Tong Y C, Wang C J, Chan P, Cheng J T
Department of Urology and Pharmacology, National Cheng Kung University Medical College, Tainan, Taiwan.
Urol Int. 2000;64(3):149-53. doi: 10.1159/000030516.

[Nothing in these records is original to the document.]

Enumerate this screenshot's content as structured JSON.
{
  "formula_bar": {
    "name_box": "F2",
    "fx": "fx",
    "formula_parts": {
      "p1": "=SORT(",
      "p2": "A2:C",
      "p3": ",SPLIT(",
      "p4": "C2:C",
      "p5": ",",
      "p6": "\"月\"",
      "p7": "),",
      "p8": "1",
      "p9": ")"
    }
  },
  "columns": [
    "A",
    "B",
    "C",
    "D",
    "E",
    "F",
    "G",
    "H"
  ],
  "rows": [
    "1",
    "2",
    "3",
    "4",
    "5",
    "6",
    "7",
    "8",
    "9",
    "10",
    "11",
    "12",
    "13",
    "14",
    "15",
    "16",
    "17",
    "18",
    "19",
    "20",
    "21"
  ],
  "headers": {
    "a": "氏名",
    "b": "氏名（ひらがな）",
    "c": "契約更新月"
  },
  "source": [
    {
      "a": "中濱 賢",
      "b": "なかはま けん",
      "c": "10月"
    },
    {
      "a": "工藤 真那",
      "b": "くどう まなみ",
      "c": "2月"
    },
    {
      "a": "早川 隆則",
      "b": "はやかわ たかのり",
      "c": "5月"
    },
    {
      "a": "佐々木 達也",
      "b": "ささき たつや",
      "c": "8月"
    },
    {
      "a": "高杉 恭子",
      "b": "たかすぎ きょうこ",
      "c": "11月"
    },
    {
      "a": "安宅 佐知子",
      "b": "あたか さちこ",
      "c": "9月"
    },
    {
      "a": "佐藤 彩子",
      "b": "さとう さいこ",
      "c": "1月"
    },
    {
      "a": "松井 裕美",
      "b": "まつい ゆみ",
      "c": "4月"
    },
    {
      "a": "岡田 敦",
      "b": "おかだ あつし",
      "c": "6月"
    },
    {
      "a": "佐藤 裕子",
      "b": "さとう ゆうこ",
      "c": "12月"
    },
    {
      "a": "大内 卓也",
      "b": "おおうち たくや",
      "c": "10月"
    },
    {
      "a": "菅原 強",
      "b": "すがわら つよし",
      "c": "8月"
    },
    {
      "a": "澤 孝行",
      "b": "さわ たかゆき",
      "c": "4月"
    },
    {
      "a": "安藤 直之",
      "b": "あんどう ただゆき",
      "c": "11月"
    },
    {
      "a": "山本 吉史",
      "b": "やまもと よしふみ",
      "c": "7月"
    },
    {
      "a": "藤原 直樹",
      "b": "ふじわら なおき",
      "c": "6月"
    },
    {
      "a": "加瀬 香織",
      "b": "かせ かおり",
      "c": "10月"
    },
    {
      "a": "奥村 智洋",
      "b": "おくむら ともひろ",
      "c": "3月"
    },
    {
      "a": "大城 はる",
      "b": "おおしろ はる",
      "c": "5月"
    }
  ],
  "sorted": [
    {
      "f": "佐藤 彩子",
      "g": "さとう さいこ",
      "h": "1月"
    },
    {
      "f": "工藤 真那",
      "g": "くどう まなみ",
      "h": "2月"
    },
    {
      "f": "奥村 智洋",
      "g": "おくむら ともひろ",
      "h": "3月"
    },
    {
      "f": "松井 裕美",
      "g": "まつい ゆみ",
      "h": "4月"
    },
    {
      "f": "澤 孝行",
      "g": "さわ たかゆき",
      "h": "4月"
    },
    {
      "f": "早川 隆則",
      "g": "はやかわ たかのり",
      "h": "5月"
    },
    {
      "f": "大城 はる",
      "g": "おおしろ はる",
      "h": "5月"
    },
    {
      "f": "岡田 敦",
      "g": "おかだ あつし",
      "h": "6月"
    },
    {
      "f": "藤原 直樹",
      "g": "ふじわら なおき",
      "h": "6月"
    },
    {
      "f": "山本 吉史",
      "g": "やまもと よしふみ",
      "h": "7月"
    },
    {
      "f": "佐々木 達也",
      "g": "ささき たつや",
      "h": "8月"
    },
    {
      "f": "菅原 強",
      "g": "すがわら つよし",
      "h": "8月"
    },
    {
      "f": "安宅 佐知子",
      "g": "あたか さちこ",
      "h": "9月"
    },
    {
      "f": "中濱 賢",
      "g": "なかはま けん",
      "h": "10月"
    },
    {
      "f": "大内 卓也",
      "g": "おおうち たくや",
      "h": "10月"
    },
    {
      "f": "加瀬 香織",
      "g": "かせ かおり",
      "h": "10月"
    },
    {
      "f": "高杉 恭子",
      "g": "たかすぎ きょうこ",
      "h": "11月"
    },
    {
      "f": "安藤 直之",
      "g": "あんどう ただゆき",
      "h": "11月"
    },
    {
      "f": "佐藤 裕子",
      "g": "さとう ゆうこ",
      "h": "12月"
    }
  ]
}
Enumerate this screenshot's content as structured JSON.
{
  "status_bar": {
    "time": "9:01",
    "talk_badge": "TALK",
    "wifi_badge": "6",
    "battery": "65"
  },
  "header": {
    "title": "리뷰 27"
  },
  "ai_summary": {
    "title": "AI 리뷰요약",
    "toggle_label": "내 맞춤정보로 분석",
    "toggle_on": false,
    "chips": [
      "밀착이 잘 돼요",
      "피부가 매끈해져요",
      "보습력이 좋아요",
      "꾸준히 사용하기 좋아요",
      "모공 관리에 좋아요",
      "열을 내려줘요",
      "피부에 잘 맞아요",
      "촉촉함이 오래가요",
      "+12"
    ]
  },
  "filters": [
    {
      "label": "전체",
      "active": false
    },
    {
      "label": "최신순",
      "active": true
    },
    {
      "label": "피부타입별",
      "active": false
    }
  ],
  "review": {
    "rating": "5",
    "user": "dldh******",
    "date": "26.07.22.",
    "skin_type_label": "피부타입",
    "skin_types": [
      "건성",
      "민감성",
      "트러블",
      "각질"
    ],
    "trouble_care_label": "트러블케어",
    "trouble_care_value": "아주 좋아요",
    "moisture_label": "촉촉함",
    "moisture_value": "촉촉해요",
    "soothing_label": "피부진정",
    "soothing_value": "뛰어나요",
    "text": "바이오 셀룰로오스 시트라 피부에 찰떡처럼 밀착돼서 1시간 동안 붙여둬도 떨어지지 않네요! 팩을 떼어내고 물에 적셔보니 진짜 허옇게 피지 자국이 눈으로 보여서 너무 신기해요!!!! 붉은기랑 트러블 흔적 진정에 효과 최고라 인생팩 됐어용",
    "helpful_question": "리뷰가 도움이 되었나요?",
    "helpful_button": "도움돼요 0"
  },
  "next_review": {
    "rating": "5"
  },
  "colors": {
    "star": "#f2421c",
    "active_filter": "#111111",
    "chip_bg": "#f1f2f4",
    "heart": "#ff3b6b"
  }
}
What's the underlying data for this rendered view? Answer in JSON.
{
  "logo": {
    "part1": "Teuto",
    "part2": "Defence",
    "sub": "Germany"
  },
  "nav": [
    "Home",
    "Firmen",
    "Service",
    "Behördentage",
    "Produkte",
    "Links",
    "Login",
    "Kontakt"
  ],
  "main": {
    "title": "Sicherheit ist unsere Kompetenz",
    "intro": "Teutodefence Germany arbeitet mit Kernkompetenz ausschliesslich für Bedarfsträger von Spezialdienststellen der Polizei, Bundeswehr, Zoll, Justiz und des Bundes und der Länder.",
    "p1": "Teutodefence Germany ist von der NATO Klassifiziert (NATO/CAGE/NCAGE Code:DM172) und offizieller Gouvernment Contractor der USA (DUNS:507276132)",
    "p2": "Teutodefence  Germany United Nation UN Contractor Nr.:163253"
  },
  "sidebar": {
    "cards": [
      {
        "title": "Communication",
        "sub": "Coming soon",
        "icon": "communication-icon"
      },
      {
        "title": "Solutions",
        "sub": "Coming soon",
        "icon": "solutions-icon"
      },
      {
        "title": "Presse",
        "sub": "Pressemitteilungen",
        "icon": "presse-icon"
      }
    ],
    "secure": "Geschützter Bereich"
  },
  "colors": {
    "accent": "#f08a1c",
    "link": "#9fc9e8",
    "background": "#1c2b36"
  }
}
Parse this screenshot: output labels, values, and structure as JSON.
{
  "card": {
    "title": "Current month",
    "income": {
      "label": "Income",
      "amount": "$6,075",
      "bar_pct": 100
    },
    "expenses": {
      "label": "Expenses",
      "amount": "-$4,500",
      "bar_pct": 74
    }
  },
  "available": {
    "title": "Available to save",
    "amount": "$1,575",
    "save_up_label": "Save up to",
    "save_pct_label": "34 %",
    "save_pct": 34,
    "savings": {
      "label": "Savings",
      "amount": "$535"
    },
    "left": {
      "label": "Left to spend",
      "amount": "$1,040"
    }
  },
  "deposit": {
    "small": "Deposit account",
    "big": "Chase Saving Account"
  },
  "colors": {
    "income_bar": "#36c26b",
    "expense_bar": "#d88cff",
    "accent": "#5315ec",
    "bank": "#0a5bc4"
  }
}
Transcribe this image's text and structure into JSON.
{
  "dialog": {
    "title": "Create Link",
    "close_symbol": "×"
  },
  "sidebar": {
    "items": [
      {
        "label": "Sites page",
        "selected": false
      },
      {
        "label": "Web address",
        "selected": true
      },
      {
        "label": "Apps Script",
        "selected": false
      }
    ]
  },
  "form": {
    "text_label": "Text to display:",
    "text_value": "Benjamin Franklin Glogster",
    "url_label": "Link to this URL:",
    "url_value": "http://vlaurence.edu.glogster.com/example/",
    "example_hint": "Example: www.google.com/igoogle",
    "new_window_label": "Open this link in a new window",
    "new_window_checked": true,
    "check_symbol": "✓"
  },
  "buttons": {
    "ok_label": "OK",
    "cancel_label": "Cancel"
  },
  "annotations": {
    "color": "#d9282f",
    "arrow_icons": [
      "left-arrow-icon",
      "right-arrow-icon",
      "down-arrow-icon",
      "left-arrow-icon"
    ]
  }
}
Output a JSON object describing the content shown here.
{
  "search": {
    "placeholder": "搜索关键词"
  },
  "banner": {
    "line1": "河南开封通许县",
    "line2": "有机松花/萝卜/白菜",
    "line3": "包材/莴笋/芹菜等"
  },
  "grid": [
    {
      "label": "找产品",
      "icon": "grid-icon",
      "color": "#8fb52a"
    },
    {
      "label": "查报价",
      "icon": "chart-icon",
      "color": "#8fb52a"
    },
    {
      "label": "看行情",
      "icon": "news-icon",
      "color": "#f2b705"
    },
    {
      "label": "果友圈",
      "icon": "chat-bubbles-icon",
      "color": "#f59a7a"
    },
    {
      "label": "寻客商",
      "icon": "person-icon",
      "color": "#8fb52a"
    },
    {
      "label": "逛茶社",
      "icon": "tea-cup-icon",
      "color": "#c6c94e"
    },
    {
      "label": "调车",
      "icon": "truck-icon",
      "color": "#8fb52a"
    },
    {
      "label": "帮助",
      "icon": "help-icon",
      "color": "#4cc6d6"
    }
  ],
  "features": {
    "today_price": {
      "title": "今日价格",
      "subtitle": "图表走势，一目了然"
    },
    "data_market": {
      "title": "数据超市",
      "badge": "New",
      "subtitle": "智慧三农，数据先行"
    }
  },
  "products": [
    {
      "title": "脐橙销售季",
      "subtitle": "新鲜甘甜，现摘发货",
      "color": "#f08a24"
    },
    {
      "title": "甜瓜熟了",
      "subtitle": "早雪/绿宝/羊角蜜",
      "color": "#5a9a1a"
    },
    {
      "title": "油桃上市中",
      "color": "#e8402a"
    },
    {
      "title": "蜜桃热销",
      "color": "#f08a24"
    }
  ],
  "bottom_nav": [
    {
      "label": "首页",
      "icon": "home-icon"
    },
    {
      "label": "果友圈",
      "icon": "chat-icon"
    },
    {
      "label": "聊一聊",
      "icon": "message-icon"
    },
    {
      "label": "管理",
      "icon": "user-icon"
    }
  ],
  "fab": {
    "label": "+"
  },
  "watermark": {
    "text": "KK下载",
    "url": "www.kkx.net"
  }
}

The effect of N-(biphenylyl-methyl)imidazole, losartan potassium, a newly developed antihypertensive type 1 angiotensin II receptor antagonist on the rat erectile function, was studied. Sexually active 9-week-old male spontaneously hypertensive rats (SHR) and normotensive Wistar-Kyoto (WKY) rats were given losartan 60 mg/kg intraperitoneal injections. Mean blood pressure (MBP) dropped significantly in both SHR and WKY rats (for SHR: from 140 +/- 8 to 114 +/- 5 mm Hg, p < 0.05, n = 8; for WKY: from 113 +/- 7 to 79 +/- 9 mm Hg, p < 0.05, n = 8). On the contrary, the intracavernous pressure (ICP) of SHR and WKY rats did not differ significantly from that of the corresponding controls receiving saline injections (p > 0.05, n = 8 for each group). For the chronic study, the rats were fed with losartan 30 mg/kg/day for 30 days. MBP decreased significantly in SHR but not in WKY rats (for SHR: from 137 +/- 7 to 113 +/- 5 mm Hg, p < 0.05, n = 8; for WKY: from 110 +/- 6 to 107 +/- 5 mm Hg, p > 0.05, n = 8). The ICP of the losartan-treated rats was not significantly different from that of control rats (p > 0.05, n = 8 for each group). In contrast, WKY rats receiving guanethidine 1 mg/kg/day for 30 days showed significantly decreased ICP. Angiotensin II (10(-9)-10(-5) M) and losartan (10(-9)- 10(-5) M) did not induce significant contractile responses of the cavernosal strip when tested in vitro. On the other hand, methoxamine 10(-4) M induced good contractile responses. In conclusion, the present study demonstrated that angiotensin II did not cause significant change in the contractile status of rat corpus cavernosum. Correspondingly, the type 1 angiotensin II inhibitor effectively lowered blood pressure but did not affect cavernosal contractile function, thus is useful clinically in the treatment of hypertensive disorders without significant detrimental effects on male sexual function.
研究了新开发的抗高血压药物1型血管紧张素II受体拮抗剂洛沙坦钾(N-(联苯甲基)咪唑)对大鼠勃起功能的影响。对9周龄性活跃的雄性自发性高血压大鼠(SHR)和血压正常的Wistar-Kyoto(WKY)大鼠腹腔注射60mg/kg洛沙坦。SHR和WKY大鼠的平均血压(MBP)均显著下降(SHR:从140±8降至114±5mmHg,p<0.05,n = 8;WKY:从113±7降至79±9mmHg,p<0.05,n = 8)。相反,SHR和WKY大鼠的海绵体内压(ICP)与接受盐水注射的相应对照组相比无显著差异(p>0.05,每组n = 8)。在慢性研究中,给大鼠喂食30mg/kg/天的洛沙坦,持续30天。SHR大鼠的MBP显著下降,而WKY大鼠则未下降(SHR:从137±7降至113±5mmHg,p<0.05,n = 8;WKY:从110±6降至107±5mmHg,p>0.05,n = 8)。接受洛沙坦治疗的大鼠的ICP与对照大鼠无显著差异(p>0.05,每组n = 8)。相比之下,接受1mg/kg/天胍乙啶治疗30天的WKY大鼠的ICP显著下降。在体外测试时,血管紧张素II(10(-9)-10(-5)M)和洛沙坦(10(-9)-10(-5)M)未诱导海绵体条带产生显著的收缩反应。另一方面,10(-4)M的甲氧明诱导了良好的收缩反应。总之,本研究表明血管紧张素II不会引起大鼠海绵体收缩状态的显著变化。相应地,1型血管紧张素II抑制剂可有效降低血压,但不影响海绵体收缩功能,因此在临床上可用于治疗高血压疾病,而对男性性功能无明显有害影响。